Additional Centrestage highlights all came from Hong Kong-based up-and-coming designers and their spring 2020 collections, from ARTO.'s bold, bright beauties to 112 Mountain Yam's '60s psychedelic lava lamp prints and organza confetti dresses. And then there was YMDH—that stands for You Make Daddy Happy, by the way—who really nailed it in the psychotically zany and surreal childhood memories/nightmares department, with a collection aptly called "I DON'T WANNA GROW UP." McDonalds, rubber ducks, Toys R Us, teddy bears, toy guns, and more were all incorporated in the provocative-punk designs and reworked with dark/humorous/detached irony: Nylon webbing backpack straps wrapped around a highlighter-marker yellow slicker raincoat felt borderline straitjacket-y; an elephant hood attached to a baggy, acid wash denim look gave prison torture vibes... Crazy, sexy, cool isn't an unfamiliar theme for the buzzed-about YMDH, a past collection was inspired by Kurt Cobain and the Qing Dynasty, blending Chinese culture with grunge. Anyway, someone at team YMDH needs to text Billie Eilish's stylist, right now.
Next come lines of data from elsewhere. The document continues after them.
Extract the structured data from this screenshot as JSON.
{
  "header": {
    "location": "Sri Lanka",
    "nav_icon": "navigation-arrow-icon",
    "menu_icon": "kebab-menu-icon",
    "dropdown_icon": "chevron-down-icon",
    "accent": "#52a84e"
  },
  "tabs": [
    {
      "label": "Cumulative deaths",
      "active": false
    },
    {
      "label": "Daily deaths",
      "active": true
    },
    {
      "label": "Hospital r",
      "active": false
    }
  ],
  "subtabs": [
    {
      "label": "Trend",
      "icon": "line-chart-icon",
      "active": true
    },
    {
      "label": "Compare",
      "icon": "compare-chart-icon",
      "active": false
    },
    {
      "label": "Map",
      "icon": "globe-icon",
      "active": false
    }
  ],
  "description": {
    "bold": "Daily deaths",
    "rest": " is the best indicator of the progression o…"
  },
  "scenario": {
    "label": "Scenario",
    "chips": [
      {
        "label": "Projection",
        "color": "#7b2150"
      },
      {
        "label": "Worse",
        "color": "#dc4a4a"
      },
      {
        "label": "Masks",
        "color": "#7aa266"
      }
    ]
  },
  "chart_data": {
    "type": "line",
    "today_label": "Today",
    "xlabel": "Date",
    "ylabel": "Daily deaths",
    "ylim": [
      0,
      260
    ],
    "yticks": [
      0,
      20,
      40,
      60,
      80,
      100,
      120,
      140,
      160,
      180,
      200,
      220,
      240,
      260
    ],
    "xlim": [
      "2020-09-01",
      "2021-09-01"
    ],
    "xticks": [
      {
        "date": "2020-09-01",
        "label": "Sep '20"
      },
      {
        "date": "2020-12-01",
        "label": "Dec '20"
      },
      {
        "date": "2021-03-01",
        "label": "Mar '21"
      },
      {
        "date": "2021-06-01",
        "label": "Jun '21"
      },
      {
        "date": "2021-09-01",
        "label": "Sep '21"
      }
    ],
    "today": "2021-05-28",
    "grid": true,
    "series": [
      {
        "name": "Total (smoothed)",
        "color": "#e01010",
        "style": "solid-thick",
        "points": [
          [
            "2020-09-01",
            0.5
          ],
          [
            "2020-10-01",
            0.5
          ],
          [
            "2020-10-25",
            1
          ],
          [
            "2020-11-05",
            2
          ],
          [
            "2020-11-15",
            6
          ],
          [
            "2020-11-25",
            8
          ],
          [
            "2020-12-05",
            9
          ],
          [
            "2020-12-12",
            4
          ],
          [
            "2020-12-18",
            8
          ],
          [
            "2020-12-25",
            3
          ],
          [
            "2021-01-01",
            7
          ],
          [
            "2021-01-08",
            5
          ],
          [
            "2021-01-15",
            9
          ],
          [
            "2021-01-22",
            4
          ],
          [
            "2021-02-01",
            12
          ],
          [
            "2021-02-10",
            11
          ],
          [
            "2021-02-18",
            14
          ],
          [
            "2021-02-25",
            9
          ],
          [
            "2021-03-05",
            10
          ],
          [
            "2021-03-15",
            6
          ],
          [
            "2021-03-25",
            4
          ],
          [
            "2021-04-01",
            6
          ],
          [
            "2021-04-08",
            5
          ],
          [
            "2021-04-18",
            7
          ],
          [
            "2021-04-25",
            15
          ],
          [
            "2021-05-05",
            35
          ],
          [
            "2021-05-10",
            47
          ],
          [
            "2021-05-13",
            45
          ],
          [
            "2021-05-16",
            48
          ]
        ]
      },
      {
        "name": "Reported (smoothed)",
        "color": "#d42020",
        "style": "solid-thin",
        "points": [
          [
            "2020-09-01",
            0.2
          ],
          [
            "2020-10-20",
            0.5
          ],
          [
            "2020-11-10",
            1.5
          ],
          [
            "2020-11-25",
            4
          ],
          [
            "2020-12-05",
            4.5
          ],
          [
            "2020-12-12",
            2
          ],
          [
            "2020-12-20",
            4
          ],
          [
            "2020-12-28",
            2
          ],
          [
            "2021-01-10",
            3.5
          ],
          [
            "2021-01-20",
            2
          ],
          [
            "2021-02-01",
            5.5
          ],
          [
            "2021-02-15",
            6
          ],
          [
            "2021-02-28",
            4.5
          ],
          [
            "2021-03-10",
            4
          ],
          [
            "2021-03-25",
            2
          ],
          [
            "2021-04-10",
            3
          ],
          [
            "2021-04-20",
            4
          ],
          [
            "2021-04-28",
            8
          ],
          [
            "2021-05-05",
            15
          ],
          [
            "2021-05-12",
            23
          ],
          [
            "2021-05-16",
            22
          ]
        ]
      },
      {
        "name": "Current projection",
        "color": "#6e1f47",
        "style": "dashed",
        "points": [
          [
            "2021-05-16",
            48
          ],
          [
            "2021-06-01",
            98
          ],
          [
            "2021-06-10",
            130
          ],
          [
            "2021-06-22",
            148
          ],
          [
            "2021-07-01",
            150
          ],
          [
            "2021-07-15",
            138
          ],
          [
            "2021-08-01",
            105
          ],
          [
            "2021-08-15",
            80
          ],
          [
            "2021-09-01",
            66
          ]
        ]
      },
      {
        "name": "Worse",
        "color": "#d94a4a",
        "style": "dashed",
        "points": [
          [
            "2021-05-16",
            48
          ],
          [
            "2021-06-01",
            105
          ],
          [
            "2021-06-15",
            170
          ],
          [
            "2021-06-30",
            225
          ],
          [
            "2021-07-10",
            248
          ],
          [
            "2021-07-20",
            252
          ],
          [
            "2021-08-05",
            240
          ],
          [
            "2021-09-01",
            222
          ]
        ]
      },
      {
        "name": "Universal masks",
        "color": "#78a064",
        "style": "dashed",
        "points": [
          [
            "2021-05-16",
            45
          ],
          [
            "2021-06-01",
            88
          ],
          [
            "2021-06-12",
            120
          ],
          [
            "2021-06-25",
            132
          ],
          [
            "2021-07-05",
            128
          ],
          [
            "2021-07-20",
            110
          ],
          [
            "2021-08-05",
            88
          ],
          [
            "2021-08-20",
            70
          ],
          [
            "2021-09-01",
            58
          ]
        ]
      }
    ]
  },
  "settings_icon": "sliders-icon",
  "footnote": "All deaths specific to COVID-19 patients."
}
And finally, the always intriguing Tak Lee did it again. The 2017 London College of Fashion graduate presented a shadowy show with a severely sculptural—and often purposefully crinkled—collection. Her more subdued looks, like a trumpet skirt with exposed raw edges, were perhaps the most intriguing. For Lee, the come-a-little-closer beauty is found in the purposeful imperfections. It's called art, y'all. Sartorial shout-out to the hakama-style trousers and those lumpy, drooping bucket hats that almost act like a hood, perfect for a sunscreen-drenched goth girl spring/summer 2020.
We all know that Hong Kong has had a rough couple of months and has been in the news a lot lately. So, we're happy to provide another kind of headline: Hong Kong's fashion scene shines like its famous glowing neon lights, and the underrated fashion hub is home to a ton of designers boasting skyscraper-high talent. Okay, I'm blaming the jet-lag for those uninspiring headlines. So, let the above photos do the talking, and—sorry, NYFW—see you next year, Centrestage!